Nada más dejar atrás el que llaman Arrecife Sarraceno, el cielo se pone de un azul subido y gana en profundidad. El horizonte se curva como la frente de un sabio. Y el termómetro sube una o dos rayas.
Le da igual, entonces, a la marinería, que en la bodega escaseen las patatas y que ya hace tiempo hubiesen dado cuenta de las carnes en aceite. Comen lo que haya, con igual apetito pero mejor humor. Y de aguardientes el acopio es aún abundante.
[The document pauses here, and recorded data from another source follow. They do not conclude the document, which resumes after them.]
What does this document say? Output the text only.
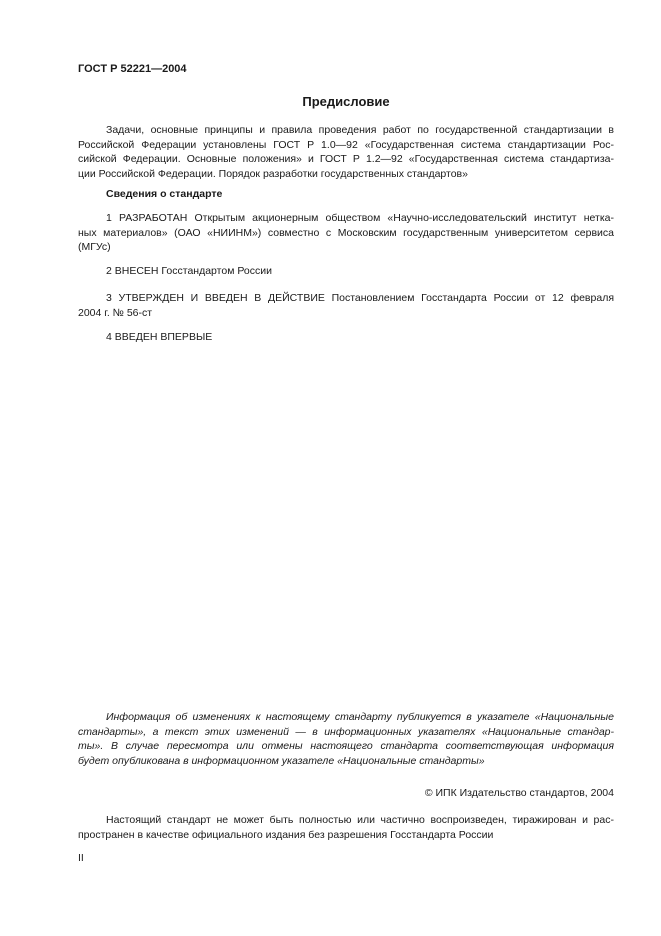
ГОСТ Р 52221—2004
Предисловие
Задачи, основные принципы и правила проведения работ по государственной стандартизации в
Российской Федерации установлены ГОСТ Р 1.0—92 «Государственная система стандартизации Рос-
сийской Федерации. Основные положения» и ГОСТ Р 1.2—92 «Государственная система стандартиза-
ции Российской Федерации. Порядок разработки государственных стандартов»
Сведения о стандарте
1 РАЗРАБОТАН Открытым акционерным обществом «Научно-исследовательский институт нетка-
ных материалов» (ОАО «НИИНМ») совместно с Московским государственным университетом сервиса
(МГУс)
2 ВНЕСЕН Госстандартом России
3 УТВЕРЖДЕН И ВВЕДЕН В ДЕЙСТВИЕ Постановлением Госстандарта России от 12 февраля
2004 г. № 56-ст
4 ВВЕДЕН ВПЕРВЫЕ
Информация об изменениях к настоящему стандарту публикуется в указателе «Национальные
стандарты», а текст этих изменений — в информационных указателях «Национальные стандар-
ты». В случае пересмотра или отмены настоящего стандарта соответствующая информация
будет опубликована в информационном указателе «Национальные стандарты»
© ИПК Издательство стандартов, 2004
Настоящий стандарт не может быть полностью или частично воспроизведен, тиражирован и рас-
пространен в качестве официального издания без разрешения Госстандарта России
II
Para eso sí que son exigentes. Los hermanos de las Antillas lo prefieren de café, no por ser grano de sus selvas sino porque les pegó la costumbre un cocinero que tuvimos, ya hace tiempo, nacido en Cambados. "Licor café, licor café", piden al encargado de las sobremesas, con ese acento primitivo y profundo. La mayoría se decanta por el orujo de varias hierbas, el más potente de nariz y dulce en boca. Más dulce aún que los de guindas o de cerezas, más que el de endrinas, también muy solicitado. Del blanco, de puro rampojo, solo tomamos Andrew, al que llaman Barbarrubia, y yo. Hace ya mucho que la barba se la afeitó pero siguen llamándole así, por la costumbre. Él es el que se encarga de traerlo en cada viaje. Como estos suelen ser largos, da gloria verle llegar silbando, haciendo rodar una barrica bordelesa y cómo la sube sin gran esfuerzo por la pasarela de babor.